Here are some important considerations for any treasury manager to keep in mind:
- AI tools need accurate and timely data. Real-time data is essential for accurate AI projections.
- A successful AI model depends on the digitisation of internal data. AI models are trained with data that allows them to perform specific functions, which might require businesses to have sufficiently matured data sets to reap benefits from AI applications.
- Continuous tracking and monitoring are needed to protect against inaccuracies and mitigate risks.
- Data security can be a big concern, especially for treasurers dealing with personal or sensitive information as well as data privacy.
Approaches to AI
The situation of every business is unique, but the following considerations may be useful when weighing up whether to invest in AI solutions.
- Take your time. New systems take time to build. Before investing in AI technology, finance managers should think about the right approach for their business. This includes how much automation is appropriate, and where AI can best add value, to best understand the scope of the problems that AI solutions could support the business with.
- Allocate resources carefully. While some off-the-shelf generative AI tools, such as ChatGPT, are available at low cost, developing and implementing AI for business processes requires a gradual approach. Tools such as ChatGPT would likely not be suitable to meet every business need. Large Language Models (the technology behind ChatGPT) tailored to the specific needs of the business, trained on internal data rather than on the internet, and any of the associated technology, monitoring, and talent required to develop these models and stress-test them might be costly.
- Develop an AI framework. Businesses need their own comprehensive and relevant AI governance frameworks to ensure they meet their customers’ expectations and comply with evolving regulations that will likely differ considerably across markets. Common features of such frameworks include data integrity, accuracy, transparency, interpretability, and accountability. Rather than employees having to make ad-hoc decisions, it is important to set out clear guidelines on AI development, testing, implementation, and oversight.

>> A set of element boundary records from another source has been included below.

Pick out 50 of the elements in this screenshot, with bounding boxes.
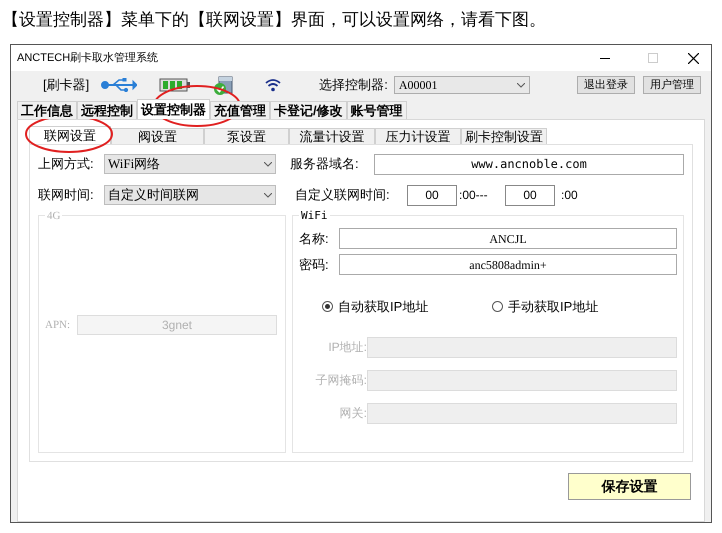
sub-tab[interactable]: 联网设置 <box>29 126 111 144</box>
field-label: APN: <box>45 318 72 333</box>
time-select[interactable]: 自定义时间联网 <box>104 185 276 205</box>
field-label: 自定义联网时间: <box>295 186 391 204</box>
main-tab[interactable]: 充值管理 <box>210 101 270 119</box>
sub-tab[interactable]: 泵设置 <box>204 128 289 144</box>
main-tab[interactable]: 账号管理 <box>346 101 407 119</box>
field-label: IP地址: <box>327 339 367 356</box>
sub-tab[interactable]: 流量计设置 <box>289 128 375 144</box>
field-label: 联网时间: <box>38 186 95 204</box>
dropdown-caret-icon <box>264 192 272 198</box>
dropdown-caret-icon <box>264 162 272 166</box>
save-button[interactable]: 保存设置 <box>568 473 691 500</box>
toolbar-button[interactable]: 退出登录 <box>577 76 635 94</box>
field-label: 服务器域名: <box>290 155 360 174</box>
controller-select[interactable]: A00001 <box>394 76 530 94</box>
toolbar-button[interactable]: 用户管理 <box>643 76 701 94</box>
wifi-password-field[interactable]: anc5808admin+ <box>339 254 677 275</box>
main-tab[interactable]: 工作信息 <box>17 101 77 119</box>
field-label: 网关: <box>338 405 367 422</box>
sub-tab[interactable]: 压力计设置 <box>375 128 461 144</box>
close-icon[interactable] <box>688 52 699 64</box>
main-tab[interactable]: 设置控制器 <box>137 99 210 119</box>
usb-icon <box>101 78 138 92</box>
wifi-icon <box>265 78 282 92</box>
dropdown-caret-icon <box>516 82 525 88</box>
reader-label: [刷卡器] <box>43 76 90 94</box>
controller-label: 选择控制器: <box>319 76 388 94</box>
window-title: ANCTECH刷卡取水管理系统 <box>17 50 160 66</box>
maximize-icon[interactable] <box>648 53 658 63</box>
device-check-icon <box>213 74 236 96</box>
caption: 【设置控制器】菜单下的【联网设置】界面，可以设置网络，请看下图。 <box>2 9 546 31</box>
wifi-name-field[interactable]: ANCJL <box>339 228 677 249</box>
battery-icon <box>159 77 192 93</box>
mode-select[interactable]: WiFi网络 <box>104 154 276 174</box>
main-tab[interactable]: 远程控制 <box>77 101 137 119</box>
field-label: 密码: <box>299 256 330 274</box>
time-separator: :00 <box>560 187 578 204</box>
field-label: 名称: <box>299 230 330 248</box>
ip-mode-radio[interactable]: 自动获取IP地址 <box>322 297 492 316</box>
main-tab[interactable]: 卡登记/修改 <box>270 101 347 119</box>
server-field[interactable]: www.ancnoble.com <box>374 154 684 174</box>
start-hour-field[interactable]: 00 <box>407 184 457 206</box>
field-label: 上网方式: <box>38 155 95 174</box>
time-separator: :00--- <box>458 187 489 204</box>
sub-tab[interactable]: 刷卡控制设置 <box>461 128 547 144</box>
sub-tab[interactable]: 阀设置 <box>111 128 204 144</box>
end-hour-field[interactable]: 00 <box>505 184 555 206</box>
field-label: 子网掩码: <box>314 372 367 389</box>
ip-mode-radio[interactable]: 手动获取IP地址 <box>492 297 662 316</box>
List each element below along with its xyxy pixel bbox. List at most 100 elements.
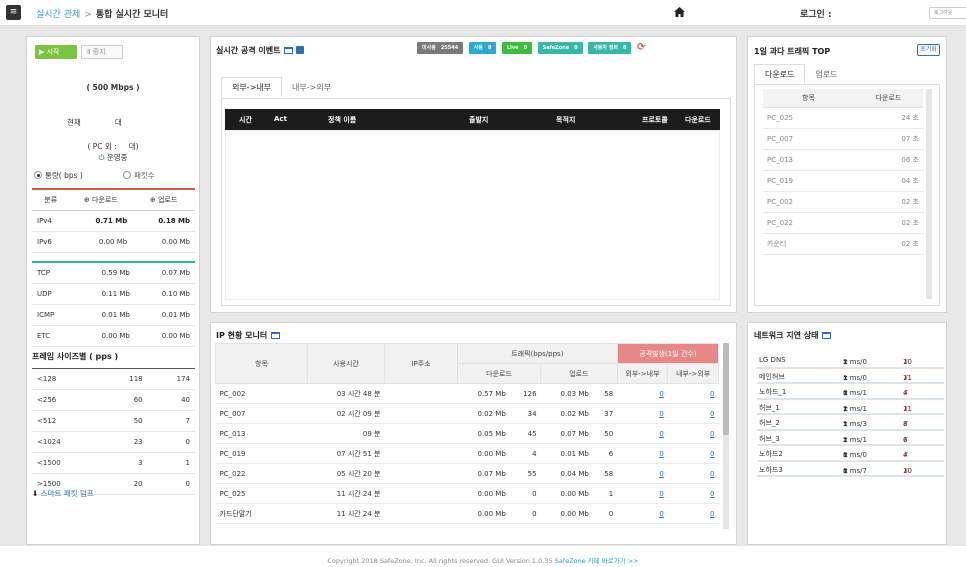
col-download: ⊕ 다운로드 <box>69 189 133 211</box>
outbound-link[interactable]: 0 <box>667 503 719 524</box>
inbound-link[interactable]: 0 <box>617 483 668 504</box>
row-upload: 0.01 Mb <box>540 443 593 464</box>
table-row[interactable]: PC_022 05 시간 20 분 0.07 Mb 55 0.04 Mb 58 0 0 <box>215 463 719 484</box>
attack-tabs: 외부->내부 내부->외부 <box>221 77 341 98</box>
outbound-link[interactable]: 0 <box>667 463 719 484</box>
start-button[interactable]: ▶ 시작 <box>35 45 77 59</box>
outbound-link[interactable]: 0 <box>667 403 719 424</box>
table-row[interactable]: PC_025 24 초 <box>763 107 923 129</box>
outbound-link[interactable]: 0 <box>667 443 719 464</box>
badge-live[interactable]: Live 0 <box>502 42 533 54</box>
reset-button[interactable]: 초기화 <box>917 44 940 56</box>
tab-download[interactable]: 다운로드 <box>754 64 806 84</box>
status-label: 운영중 <box>106 153 128 162</box>
table-row[interactable]: PC_002 03 시간 48 분 0.57 Mb 126 0.03 Mb 58 0 0 <box>215 383 719 404</box>
list-item: 허브_2 ⧗ 1 ms/3 ✗ 8 <box>757 416 944 432</box>
row-label: <1024 <box>32 431 101 453</box>
scrollbar-thumb[interactable] <box>723 343 729 435</box>
col-act: Act <box>274 115 287 123</box>
window-icon[interactable] <box>822 332 832 339</box>
stop-button[interactable]: Ⅱ 중지 <box>81 45 123 59</box>
tab-upload[interactable]: 업로드 <box>805 65 847 85</box>
row-download-pps: 126 <box>509 383 541 404</box>
row-download: 23 <box>100 431 148 453</box>
table-row[interactable]: PC_002 02 초 <box>763 191 923 213</box>
tab-inbound[interactable]: 외부->내부 <box>221 77 283 97</box>
window-icon[interactable] <box>284 47 294 54</box>
scrollbar[interactable] <box>926 89 932 299</box>
outbound-link[interactable]: 0 <box>667 483 719 504</box>
inbound-link[interactable]: 0 <box>617 403 668 424</box>
table-row[interactable]: PC_007 02 시간 09 분 0.02 Mb 34 0.02 Mb 37 0 0 <box>215 403 719 424</box>
window-icon[interactable] <box>271 332 281 339</box>
row-upload-pps: 58 <box>592 463 618 484</box>
table-row[interactable]: 카드단말기 11 시간 24 분 0.00 Mb 0 0.00 Mb 0 0 0 <box>215 503 719 524</box>
row-label: IPv4 <box>32 210 70 232</box>
table-row[interactable]: PC_019 07 시간 51 분 0.00 Mb 4 0.01 Mb 6 0 0 <box>215 443 719 464</box>
radio-packets[interactable]: 패킷수 <box>123 170 155 181</box>
logout-button[interactable]: 로그아웃 <box>929 7 966 19</box>
smart-dump-label: 스마트 패킷 덤프 <box>40 489 94 498</box>
row-upload: 0 <box>147 473 195 495</box>
outbound-link[interactable]: 0 <box>667 383 719 404</box>
table-row[interactable]: 카운터 02 초 <box>763 233 923 255</box>
col-protocol: 프로토콜 <box>642 116 668 124</box>
outbound-link[interactable]: 0 <box>667 423 719 444</box>
badge-unused[interactable]: 미사용 25544 <box>417 42 464 54</box>
table-row[interactable]: PC_013 06 초 <box>763 149 923 171</box>
badge-used[interactable]: 사용 8 <box>468 42 497 54</box>
item-count-value: 10 <box>903 358 912 366</box>
inbound-link[interactable]: 0 <box>617 443 668 464</box>
breadcrumb-parent[interactable]: 실시간 관제 <box>36 10 80 20</box>
cafe-link[interactable]: SafeZone 카페 바로가기 >> <box>555 557 639 565</box>
item-time-value: 2 ms/1 <box>843 404 867 413</box>
stop-label: 중지 <box>92 48 106 56</box>
row-download: 60 <box>100 389 148 411</box>
row-download: 0.59 Mb <box>74 262 135 284</box>
row-download: 0.00 Mb <box>69 231 133 253</box>
refresh-icon[interactable]: ⟳ <box>637 42 645 53</box>
edit-icon[interactable] <box>296 46 305 54</box>
item-name: 허브_1 <box>759 403 780 412</box>
row-time: 05 시간 20 분 <box>307 463 385 484</box>
badge-safezone[interactable]: SafeZone 0 <box>537 42 583 54</box>
pc-count: ( PC 외 : 대) <box>27 141 199 152</box>
ip-traffic-table: 분류 ⊕ 다운로드 ⊕ 업로드 IPv4 0.71 Mb 0.18 Mb IPv… <box>32 188 195 253</box>
item-time-value: 2 ms/0 <box>843 358 867 366</box>
row-download: 0.57 Mb <box>457 383 510 404</box>
footer: Copyright 2018 SafeZone, Inc. All rights… <box>0 555 966 565</box>
protocol-table: TCP 0.59 Mb 0.07 Mb UDP 0.11 Mb 0.10 Mb ICMP… <box>32 261 195 347</box>
row-upload: 0.07 Mb <box>540 423 593 444</box>
row-upload: 0.00 Mb <box>134 325 195 347</box>
menu-icon[interactable]: ≡ <box>6 5 21 20</box>
row-value: 07 초 <box>854 128 923 150</box>
inbound-link[interactable]: 0 <box>617 463 668 484</box>
inbound-link[interactable]: 0 <box>617 383 668 404</box>
badge-custom[interactable]: 사용자 정의 8 <box>588 42 632 54</box>
table-row[interactable]: PC_019 04 초 <box>763 170 923 192</box>
row-label: ETC <box>32 325 75 347</box>
row-upload-pps: 58 <box>592 383 618 404</box>
col-time: 시간 <box>239 116 252 124</box>
row-time: 02 시간 09 분 <box>307 403 385 424</box>
table-row[interactable]: PC_007 07 초 <box>763 128 923 150</box>
tab-outbound[interactable]: 내부->외부 <box>282 78 341 98</box>
row-download: 20 <box>100 473 148 495</box>
row-time: 07 시간 51 분 <box>307 443 385 464</box>
table-row[interactable]: PC_025 11 시간 24 분 0.00 Mb 0 0.00 Mb 1 0 0 <box>215 483 719 504</box>
table-row: <256 60 40 <box>32 389 195 411</box>
row-label: UDP <box>32 283 75 305</box>
row-time: 09 분 <box>307 423 385 444</box>
table-row[interactable]: PC_013 09 분 0.05 Mb 45 0.07 Mb 50 0 0 <box>215 423 719 444</box>
table-row[interactable]: PC_022 02 초 <box>763 212 923 234</box>
radio-traffic[interactable]: 통량( bps ) <box>34 170 83 181</box>
list-item: 허브_1 ⧗ 2 ms/1 ✗ 11 <box>757 401 944 417</box>
breadcrumb: 실시간 관제 > 통합 실시간 모니터 <box>36 7 168 20</box>
inbound-link[interactable]: 0 <box>617 423 668 444</box>
inbound-link[interactable]: 0 <box>617 503 668 524</box>
home-icon[interactable] <box>674 7 685 17</box>
col-traffic: 트래픽(bps/pps) <box>457 343 618 364</box>
row-ip <box>384 503 458 524</box>
list-item: 노하드3 ⧗ 0 ms/7 ✗ 10 <box>757 463 944 479</box>
smart-dump-link[interactable]: ⬇ 스마트 패킷 덤프 <box>32 488 94 499</box>
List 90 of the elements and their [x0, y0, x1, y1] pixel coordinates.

- Consider how digitisation may impact AI. AI models are only as good as the quality of the data they are trained on. Digitisation can be the first step towards unlocking the benefits of AI. E-commerce companies, for example, are looking to AI to forecast cash flow and to deploy funding. However, the high number of transactions on an e-commerce platform poses a challenge, as these need to be captured in real time across multiple payment channels.¹⁵
- Consider the use cases. Any investment in technology needs to deliver a tangible return. In a corporate treasury setting, there are many ways AI could add value, such as by helping forecast demand, predict cash flows, and initiate and process payment instructions, or by automating analytics and reporting. However, businesses will need to consider whether this investment offers good value for money depending on their individual needs and AI use cases, and whether it is suitable given their technology capabilities and regulatory expectations.
These considerations have helped to inform HSBC’s own approach to AI. We continue to help our corporate clients unlock the benefits of digitalisation¹⁶, and have developed principles for the ethical use of data and AI, including protecting privacy, using AI with a clearly defined purpose, and addressing unfair bias and decision-making among other factors.¹⁷ Moreover, we are actively developing to AI-powered solutions to respond to customer needs. For example, HSBC AI Markets allows users to access bespoke financial market analysis and browse HSBC Research with the use of our proprietary natural language processing (NLP) engine (where local regulations permit).¹⁸
With these factors in mind, businesses may wish to consider leveraging AI across their corporate treasury functions, provided that the risks, benefits, and costs are thoroughly considered and accounted for.